Saturday, August 10, 2013
Review: "Solomon Kane" Raises a Little Cain
Solomon Kane (209)
Running time: 104 minutes (1 hour, 44 minutes)
MPAA – R for violence throughout
DIRECTOR: Michael J. Bassett
WRITERS: Michael J. Bassett (based upon the character created by Robert E. Howard)
PRODUCERS: Paul Berrow and Samuel Hadida
CINEMATOGRAPHER: Dan Laustsen (D.o.P.)
EDITOR: Andrew MacRitchie
COMPOSER: Klaus Badelt
Starring: James Purefoy, Max von Sydow, Pete Postlethwaite, Alice Krige, Rachel Hurd-Wood, Patrick Hurd-Wood, Philip Winchester, Anthony Wilks, Ben Steel, Rory McCann, Tomas Tobola, Mackenzie Crook, and Jason Flemyng
Solomon Kane is a 2009 dark fantasy and action film, starring James Purefoy in the title role. The film was produced by a consortium of production companies from the countries of the Czech Republic, France, and the United Kingdom. Solomon Kane first opened in France in December 2009, but did not open in theatres in the United States until September 2012.
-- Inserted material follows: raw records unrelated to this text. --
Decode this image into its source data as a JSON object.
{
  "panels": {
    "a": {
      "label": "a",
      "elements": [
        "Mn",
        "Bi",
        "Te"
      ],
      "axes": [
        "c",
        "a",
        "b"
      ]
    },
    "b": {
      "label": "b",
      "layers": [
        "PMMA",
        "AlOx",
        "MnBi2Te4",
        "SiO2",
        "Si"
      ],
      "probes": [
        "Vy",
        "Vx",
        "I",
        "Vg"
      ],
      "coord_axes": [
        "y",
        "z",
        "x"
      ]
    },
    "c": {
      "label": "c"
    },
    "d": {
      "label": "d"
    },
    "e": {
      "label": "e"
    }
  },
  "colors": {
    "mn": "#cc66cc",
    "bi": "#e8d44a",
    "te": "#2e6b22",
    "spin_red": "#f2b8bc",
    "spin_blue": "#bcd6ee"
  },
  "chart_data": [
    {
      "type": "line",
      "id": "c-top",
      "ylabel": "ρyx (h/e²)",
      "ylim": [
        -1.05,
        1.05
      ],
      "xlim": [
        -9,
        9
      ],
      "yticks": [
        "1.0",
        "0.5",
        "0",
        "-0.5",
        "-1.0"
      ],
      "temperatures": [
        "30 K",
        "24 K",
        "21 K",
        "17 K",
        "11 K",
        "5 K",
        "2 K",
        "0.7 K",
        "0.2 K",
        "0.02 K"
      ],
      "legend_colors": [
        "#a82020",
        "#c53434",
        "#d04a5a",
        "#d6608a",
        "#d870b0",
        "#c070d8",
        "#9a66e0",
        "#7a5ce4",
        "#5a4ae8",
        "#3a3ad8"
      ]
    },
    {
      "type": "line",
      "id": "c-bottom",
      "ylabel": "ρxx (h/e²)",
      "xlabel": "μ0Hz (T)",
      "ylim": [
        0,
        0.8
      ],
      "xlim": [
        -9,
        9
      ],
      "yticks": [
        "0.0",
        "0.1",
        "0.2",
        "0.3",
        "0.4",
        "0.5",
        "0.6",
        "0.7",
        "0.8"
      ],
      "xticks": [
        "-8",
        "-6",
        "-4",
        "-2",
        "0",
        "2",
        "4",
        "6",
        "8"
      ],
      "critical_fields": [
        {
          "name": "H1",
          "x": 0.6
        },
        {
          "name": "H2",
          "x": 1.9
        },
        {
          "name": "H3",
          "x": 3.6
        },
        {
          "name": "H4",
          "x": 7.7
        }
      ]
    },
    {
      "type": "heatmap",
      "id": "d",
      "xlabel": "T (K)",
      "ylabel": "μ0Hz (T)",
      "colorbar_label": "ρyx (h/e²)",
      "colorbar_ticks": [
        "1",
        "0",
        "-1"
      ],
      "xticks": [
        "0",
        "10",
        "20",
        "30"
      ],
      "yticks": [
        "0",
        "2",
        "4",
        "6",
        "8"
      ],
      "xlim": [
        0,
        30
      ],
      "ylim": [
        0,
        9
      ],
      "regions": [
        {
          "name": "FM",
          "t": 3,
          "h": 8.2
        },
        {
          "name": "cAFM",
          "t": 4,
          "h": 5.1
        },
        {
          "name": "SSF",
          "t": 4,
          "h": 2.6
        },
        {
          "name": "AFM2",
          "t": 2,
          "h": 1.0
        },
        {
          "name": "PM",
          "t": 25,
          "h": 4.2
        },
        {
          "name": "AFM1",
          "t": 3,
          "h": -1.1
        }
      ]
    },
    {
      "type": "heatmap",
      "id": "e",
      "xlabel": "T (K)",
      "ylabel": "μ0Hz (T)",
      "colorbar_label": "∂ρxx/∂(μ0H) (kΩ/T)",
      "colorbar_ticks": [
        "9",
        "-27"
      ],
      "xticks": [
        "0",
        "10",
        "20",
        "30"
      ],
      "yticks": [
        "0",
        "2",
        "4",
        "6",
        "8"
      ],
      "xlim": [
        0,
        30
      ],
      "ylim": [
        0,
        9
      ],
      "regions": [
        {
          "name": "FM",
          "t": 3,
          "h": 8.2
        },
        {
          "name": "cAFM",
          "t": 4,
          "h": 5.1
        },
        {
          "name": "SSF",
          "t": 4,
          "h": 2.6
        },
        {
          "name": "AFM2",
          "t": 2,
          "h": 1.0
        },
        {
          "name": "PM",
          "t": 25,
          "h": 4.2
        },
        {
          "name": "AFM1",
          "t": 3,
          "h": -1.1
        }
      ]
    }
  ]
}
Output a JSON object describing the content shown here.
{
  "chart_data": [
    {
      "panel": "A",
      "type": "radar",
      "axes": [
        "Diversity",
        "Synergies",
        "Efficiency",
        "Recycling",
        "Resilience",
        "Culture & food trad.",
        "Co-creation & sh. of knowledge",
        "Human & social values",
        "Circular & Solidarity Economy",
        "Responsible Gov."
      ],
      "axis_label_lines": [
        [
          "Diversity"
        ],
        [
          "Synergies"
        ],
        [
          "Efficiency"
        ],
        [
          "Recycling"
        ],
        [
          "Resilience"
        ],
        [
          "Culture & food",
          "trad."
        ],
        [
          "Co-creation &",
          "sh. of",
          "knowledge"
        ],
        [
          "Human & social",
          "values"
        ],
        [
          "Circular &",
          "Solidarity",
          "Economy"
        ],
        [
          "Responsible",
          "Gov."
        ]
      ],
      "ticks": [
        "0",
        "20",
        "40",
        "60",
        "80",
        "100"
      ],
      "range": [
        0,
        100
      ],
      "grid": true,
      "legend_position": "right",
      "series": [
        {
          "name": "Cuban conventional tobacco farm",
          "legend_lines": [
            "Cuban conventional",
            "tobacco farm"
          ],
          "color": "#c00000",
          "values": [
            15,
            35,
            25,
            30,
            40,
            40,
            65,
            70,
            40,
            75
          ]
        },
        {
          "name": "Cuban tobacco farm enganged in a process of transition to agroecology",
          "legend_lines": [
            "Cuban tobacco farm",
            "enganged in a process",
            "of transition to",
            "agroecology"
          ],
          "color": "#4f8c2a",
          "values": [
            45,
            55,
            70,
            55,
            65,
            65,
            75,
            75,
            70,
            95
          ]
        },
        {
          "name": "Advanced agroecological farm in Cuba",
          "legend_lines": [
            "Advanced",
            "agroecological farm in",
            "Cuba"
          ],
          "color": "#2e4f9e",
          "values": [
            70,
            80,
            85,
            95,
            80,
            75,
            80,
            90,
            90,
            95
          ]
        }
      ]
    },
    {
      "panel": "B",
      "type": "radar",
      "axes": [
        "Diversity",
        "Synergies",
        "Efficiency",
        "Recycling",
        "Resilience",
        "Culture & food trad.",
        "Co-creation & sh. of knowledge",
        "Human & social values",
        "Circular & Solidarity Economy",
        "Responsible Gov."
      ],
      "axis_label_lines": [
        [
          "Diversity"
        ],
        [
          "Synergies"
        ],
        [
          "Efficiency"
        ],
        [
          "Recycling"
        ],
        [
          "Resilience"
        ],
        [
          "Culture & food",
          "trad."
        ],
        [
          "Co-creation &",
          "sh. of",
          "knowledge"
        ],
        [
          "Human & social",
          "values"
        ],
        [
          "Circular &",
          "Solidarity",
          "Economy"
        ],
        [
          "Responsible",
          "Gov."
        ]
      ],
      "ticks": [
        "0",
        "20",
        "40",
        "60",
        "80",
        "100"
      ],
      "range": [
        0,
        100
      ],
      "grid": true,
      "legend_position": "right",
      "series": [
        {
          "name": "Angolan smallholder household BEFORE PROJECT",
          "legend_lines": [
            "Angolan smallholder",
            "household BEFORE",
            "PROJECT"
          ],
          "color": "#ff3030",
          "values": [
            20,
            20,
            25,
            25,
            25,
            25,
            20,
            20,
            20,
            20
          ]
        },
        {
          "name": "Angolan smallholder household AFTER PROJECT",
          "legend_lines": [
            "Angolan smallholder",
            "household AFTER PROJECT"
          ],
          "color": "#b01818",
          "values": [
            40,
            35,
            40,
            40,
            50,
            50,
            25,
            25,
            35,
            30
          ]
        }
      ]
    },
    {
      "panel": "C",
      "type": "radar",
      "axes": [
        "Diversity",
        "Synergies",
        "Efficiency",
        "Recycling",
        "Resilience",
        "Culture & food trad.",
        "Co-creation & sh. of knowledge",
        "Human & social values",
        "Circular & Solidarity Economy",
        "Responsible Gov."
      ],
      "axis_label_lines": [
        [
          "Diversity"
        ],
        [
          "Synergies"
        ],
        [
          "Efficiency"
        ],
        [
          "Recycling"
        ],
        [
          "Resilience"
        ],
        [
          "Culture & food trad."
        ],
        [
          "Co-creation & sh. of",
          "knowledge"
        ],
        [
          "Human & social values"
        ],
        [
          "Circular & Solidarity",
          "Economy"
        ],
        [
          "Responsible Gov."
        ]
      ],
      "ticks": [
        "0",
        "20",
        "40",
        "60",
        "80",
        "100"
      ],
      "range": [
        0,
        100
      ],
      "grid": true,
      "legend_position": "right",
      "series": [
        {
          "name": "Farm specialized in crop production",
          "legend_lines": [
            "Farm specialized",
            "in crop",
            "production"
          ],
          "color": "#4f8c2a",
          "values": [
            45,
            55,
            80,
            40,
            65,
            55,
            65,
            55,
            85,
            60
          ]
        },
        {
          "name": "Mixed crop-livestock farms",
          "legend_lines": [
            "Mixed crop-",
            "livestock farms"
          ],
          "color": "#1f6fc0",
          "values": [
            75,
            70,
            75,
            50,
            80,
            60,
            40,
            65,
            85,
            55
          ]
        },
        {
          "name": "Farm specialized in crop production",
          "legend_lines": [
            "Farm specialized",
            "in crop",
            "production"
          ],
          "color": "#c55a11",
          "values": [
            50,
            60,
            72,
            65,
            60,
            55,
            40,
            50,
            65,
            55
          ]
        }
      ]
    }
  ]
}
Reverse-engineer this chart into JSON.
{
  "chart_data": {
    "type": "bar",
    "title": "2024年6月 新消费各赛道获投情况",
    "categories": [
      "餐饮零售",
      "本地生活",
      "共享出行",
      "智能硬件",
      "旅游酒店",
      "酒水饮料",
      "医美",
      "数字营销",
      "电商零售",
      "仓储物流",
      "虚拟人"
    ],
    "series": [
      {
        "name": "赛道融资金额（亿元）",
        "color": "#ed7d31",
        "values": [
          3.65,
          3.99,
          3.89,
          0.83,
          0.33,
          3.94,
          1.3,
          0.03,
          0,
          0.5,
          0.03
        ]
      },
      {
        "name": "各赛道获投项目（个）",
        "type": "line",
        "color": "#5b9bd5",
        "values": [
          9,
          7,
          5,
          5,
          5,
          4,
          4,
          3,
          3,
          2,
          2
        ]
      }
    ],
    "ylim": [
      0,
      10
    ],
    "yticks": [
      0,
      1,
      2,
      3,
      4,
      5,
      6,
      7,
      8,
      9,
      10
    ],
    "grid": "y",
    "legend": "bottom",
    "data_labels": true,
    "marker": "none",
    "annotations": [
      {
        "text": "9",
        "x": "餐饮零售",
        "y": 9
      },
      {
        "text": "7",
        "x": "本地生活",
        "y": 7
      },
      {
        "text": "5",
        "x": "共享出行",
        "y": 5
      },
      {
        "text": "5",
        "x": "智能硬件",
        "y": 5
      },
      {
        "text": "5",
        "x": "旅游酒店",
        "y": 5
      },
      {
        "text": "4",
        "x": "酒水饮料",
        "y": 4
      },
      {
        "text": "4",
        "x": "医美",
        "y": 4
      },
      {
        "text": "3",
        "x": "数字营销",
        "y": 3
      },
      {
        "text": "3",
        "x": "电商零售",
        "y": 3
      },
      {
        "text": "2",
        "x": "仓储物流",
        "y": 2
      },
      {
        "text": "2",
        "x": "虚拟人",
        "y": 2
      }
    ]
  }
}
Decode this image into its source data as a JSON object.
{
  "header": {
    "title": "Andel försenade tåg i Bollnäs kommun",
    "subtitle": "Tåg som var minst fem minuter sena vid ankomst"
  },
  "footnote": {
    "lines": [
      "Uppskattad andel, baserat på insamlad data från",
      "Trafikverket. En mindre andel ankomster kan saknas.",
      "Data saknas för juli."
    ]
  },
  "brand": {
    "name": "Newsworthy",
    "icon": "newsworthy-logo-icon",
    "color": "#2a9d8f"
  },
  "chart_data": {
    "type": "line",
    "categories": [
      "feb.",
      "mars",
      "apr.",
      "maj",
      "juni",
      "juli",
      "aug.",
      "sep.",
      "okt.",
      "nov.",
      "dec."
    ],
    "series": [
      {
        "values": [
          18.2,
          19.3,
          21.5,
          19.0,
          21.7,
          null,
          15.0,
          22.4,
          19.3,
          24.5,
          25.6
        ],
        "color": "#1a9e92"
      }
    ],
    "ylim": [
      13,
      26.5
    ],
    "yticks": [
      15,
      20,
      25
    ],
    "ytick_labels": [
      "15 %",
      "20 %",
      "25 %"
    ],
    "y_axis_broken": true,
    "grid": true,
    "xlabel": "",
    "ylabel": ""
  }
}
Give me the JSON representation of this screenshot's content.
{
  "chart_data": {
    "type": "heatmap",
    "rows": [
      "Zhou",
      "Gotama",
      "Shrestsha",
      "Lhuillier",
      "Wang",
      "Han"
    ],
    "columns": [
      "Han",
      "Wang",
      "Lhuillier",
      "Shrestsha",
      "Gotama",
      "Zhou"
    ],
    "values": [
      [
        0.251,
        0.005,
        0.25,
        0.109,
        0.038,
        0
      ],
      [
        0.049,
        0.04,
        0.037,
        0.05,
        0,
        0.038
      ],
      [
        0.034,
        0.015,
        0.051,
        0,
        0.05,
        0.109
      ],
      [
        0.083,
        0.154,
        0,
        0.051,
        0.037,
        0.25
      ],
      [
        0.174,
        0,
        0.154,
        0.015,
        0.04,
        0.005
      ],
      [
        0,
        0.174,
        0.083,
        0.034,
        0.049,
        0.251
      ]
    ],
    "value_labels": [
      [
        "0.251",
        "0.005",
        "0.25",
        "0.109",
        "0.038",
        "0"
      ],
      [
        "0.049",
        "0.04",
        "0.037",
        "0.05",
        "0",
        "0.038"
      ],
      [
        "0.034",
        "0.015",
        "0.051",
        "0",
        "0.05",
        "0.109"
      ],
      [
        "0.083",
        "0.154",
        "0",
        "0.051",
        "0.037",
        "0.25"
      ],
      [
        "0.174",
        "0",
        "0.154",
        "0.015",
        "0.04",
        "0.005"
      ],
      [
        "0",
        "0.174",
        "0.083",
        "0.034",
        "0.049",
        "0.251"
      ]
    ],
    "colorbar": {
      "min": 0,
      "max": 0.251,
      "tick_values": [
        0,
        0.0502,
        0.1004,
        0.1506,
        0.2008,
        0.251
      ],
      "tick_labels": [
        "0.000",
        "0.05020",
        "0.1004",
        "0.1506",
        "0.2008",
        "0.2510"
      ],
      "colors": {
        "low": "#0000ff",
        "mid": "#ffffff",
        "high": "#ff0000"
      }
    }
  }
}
The movie features Solomon Kane, a pulp magazine-era fictional character created by Robert E. Howard (who also created Conan the Barbarian). Solomon Kane first appeared in publication in the August 1928 issue of Weird Tales in the short story, “Red Shadows.” In Howard’s original stories, Kane traveled through Europe and Africa, vanquishing evil.
Solomon Kane the movie acts as an origin story for the character, and opens in North Africa, in the year 1600. English mercenary Solomon Kane (James Purefoy) leads the crew of his ship into battle against the occupiers of a fortress town. It is there that Kane learns that his soul is bound for Hell. He renounces violence and lives in seclusion before being forced out into the world at large again.
Kane meets William Crowthorn (Pete Postlethwaite) and his wife, Katherine (Alice Krige). They are Puritans, and with their three children, are planning to immigrate to the New World. After the Crowthorns’ daughter, Meredith (Rachel Hurd-Wood), is kidnapped by the followers of a sorcerer named Malachi (Jason Flemyng), Kane is once again forced to fight in order to save the girl and perhaps gain the redemption of his soul.
I think Solomon Kane’s writer-director Michael J. Bassett wanted this movie to be like the Lord of the Rings trilogy. Instead, what Bassett created is like a straight-to-DVD, sword-and-sorcery movie, with only a few moments that suggest LoTR’s epic fantasy. Solomon Kane isn’t bad, but it isn’t particularly good, mainly because it is inconsistent.
For instance, James Purefoy gives a mostly good performance as Solomon Kane. However, the screenplay is clumsy and repetitive when it comes to developing Kane’s character. Plus, I think Purefoy is miscast as Kane. I would prefer someone taller, leaner, and certainly more dour and gaunt than the pretty Purefoy.
The main villains, Malachi and the Masked Rider (Malachi’s henchman), are superb adversaries, but the two, especially Malachi, are mostly relegated to the background. Bassett is so determined to focus on Kane’s story that he misses how two great villains can create the kind of potent conflict that invigorates a drama.
Solomon Kane is a fantasy film that has the action, brutality, and violence of other films like it, but lacks the flair of other supernatural action films like Hansel & Gretel: Witch Hunters and Underworld. The pacing is sometime dry and stiff, which makes the movie feel a bit too long, but if you like the supernatural action genre, Solomon Kane is worth watching – as a rental.